The drive from England’s south coast to Hexham in Northumberland is a long one but what does that matter? it was for live jazz after all. This was, I believe, the second jazz festival held in Hexham and was made possible with collaboration with Hampstead Jazz Club. The event was spread over three evenings with the Friday and Saturday making use of Hexham Abbey, and The Queen’s Hall on the Sunday. Jazz FM’s Nigel Williams was our MC for the first two dates as well as playing a late night DJ session to end Saturday evening.
The event began with an apt suite in nine sections inspired the The Lindisfarne Gospels. The music, a mix of jazz, contemporary classical and folk music, was written by Musical Director Paul Edis. Paul, from the piano, led the Ushaw ensemble: Andy May (Northumbrian pipes), Graham Hardy (trumpet/flugel), Graeme Wilson (tenor sax/bass clarinet/flute), Emma Fisk (violin), Rob Walker (drums), Paul Susans (double bass). The sound produced really was quite something and not easily described in the words but the effect was mesmerizing, thought provoking, and emotive – you can hear this group on Ushaw Ensemble Volume I CD.
The second set of the evening was billed as ‘An Evening With Rachel Sutton’. Her rich, emotive voice and theatrical stage presence make her a fine interpreter of classic jazz standards and contemporary music.
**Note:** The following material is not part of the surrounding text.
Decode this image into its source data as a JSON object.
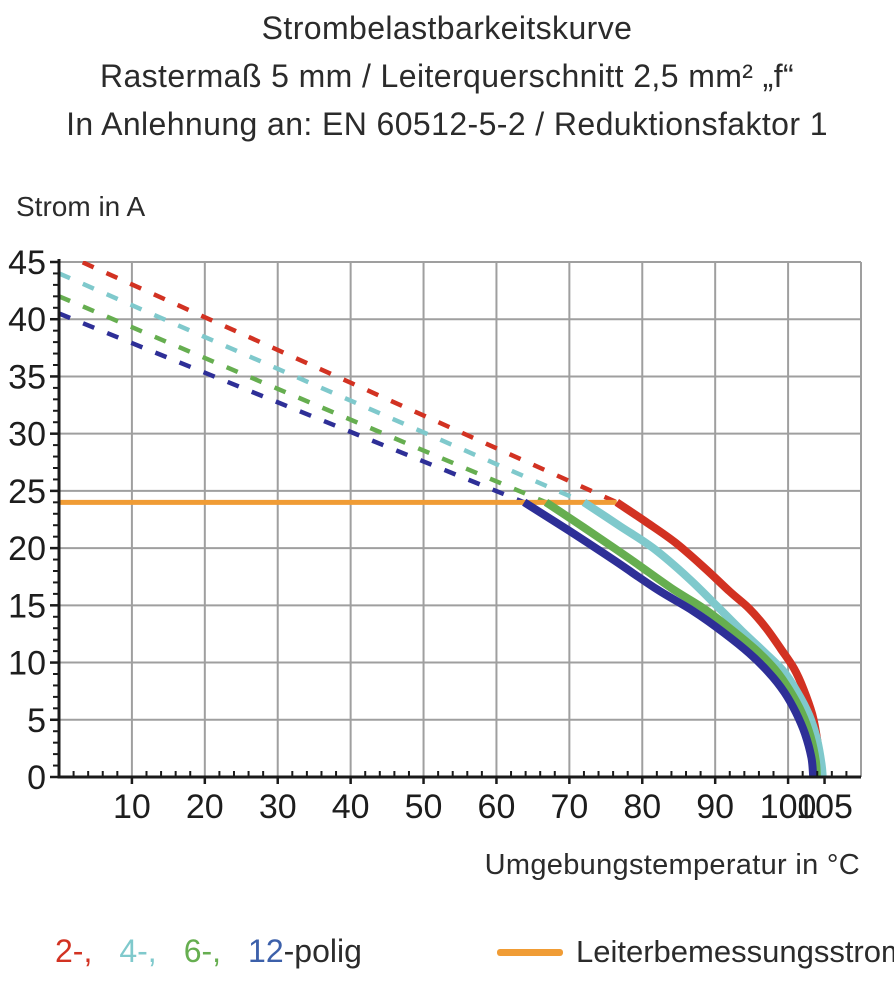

Somehow managing to make each song she sings sound as if it’s a page lifted from her own diary, her debut studio album, A Million Conversations was dubbed ‘a revelation’ by the highly respected London Jazz News. Together with her top-notch trio – Roland Perrin (piano), Andy Champion (bass), Steve Hanley (drums), she performed a selection of her own compositions alongside a generous helping of ageless Great American Songbook classics. Rachel had a very good stage presence and her rapport with the audience sounded confident. I liked what I heard, particularly her original material, and made a point of checking out her album when I got home.
Vocalist Freddie Benedict backed by Paul Edis (piano), Emma Rawicz (saxophone), Andy Champion (bass), Steve Hanley (drums) opened the Saturday night performances. Freddie made his name as the lead singer of the National Youth Jazz Orchestra – but can also play trumpet, which he demonstrated later in his set. This was the first time I had had the opportunity to hear Emma Rawicz live and what a player she is! Freddie sang a mix of cool jazz standards and Brazilian sambas, some of which he wrote himself. His final number included making use of a recording loop machine on which he built a layers of vocal sounds before bringing in the band to take us through to the audience participated final section – the effect was quite impressive.
Another vocalist, Jo Harrop, was Saturday’s headline act with the same backing band Freddie had used. Much of this music I had heard at the Boulevard Soho for the album launch for When Winter Turns To Spring, which also included alongside songs from her previous LPs – Weathering The Storm and The Heart Wants. The big difference here was that the string ensemble that played in London was replaced by Emma Rawicz and that completely changed the sound profile and I loved it! Jo Harrop is a terrific vocalist with wonderful phrasing and a genuine sounding connection to the emotional content of what she is singing. There was a duet with Freddie Benedict and it was good to hear the contrasting vocal styles from two singers who had connected with their audience.
Sunday evening saw the festival move across the street to The Queen’s Hall and a new band to me open the proceedings. Borealis are described as a group of “brilliant young musicians [who] sound utterly unlike anything you’ve heard before, fusing folk and cool contemporary jazz. Borealis is the brainchild of guitarist, Joe Steel, a rising star and recent graduate of the Royal Birmingham Conservatoire, accompanied by Ferg Kilsby (trumpet), Asha Nicholson (vocal), Dan Brown (piano), Paul Susans (bass), John Hirst (drums). The compositions are very good and the inspiration of the wild untamed beauty of the North East countryside apparent. Ferg Kilsby has a terrific trumpet voice and when mixed with Asha Nicolson’s wordless vocals the result is captivating. Their debut album is available on Bandcamp and on the strength of what I heard it will be added to my collection. This, for me, was the standout act of the festival.
Sunday evening, and the festival, closed with vocalist Claire Martin accompanied by pianist Jamie Safir. Jazz Times USA said this of Claire: ‘She ranks amongst the four or five finest female jazz vocalists on the planet.’ Nothing in the performance at Hexham would do anything to argue with that statement. Her rapport with the audience was first class, her choice of song and running order likewise. Jamie Safir was superb at the piano and their working relationship is clearly built on trust and understanding. Jo Harrop was in the audience, demonstrably enjoying herself, but did join Claire on stage for a terrific version of ‘Old Devil Moon’. A fitting end to the 2023 Hexham Jazz Festival and well worth the long drive north!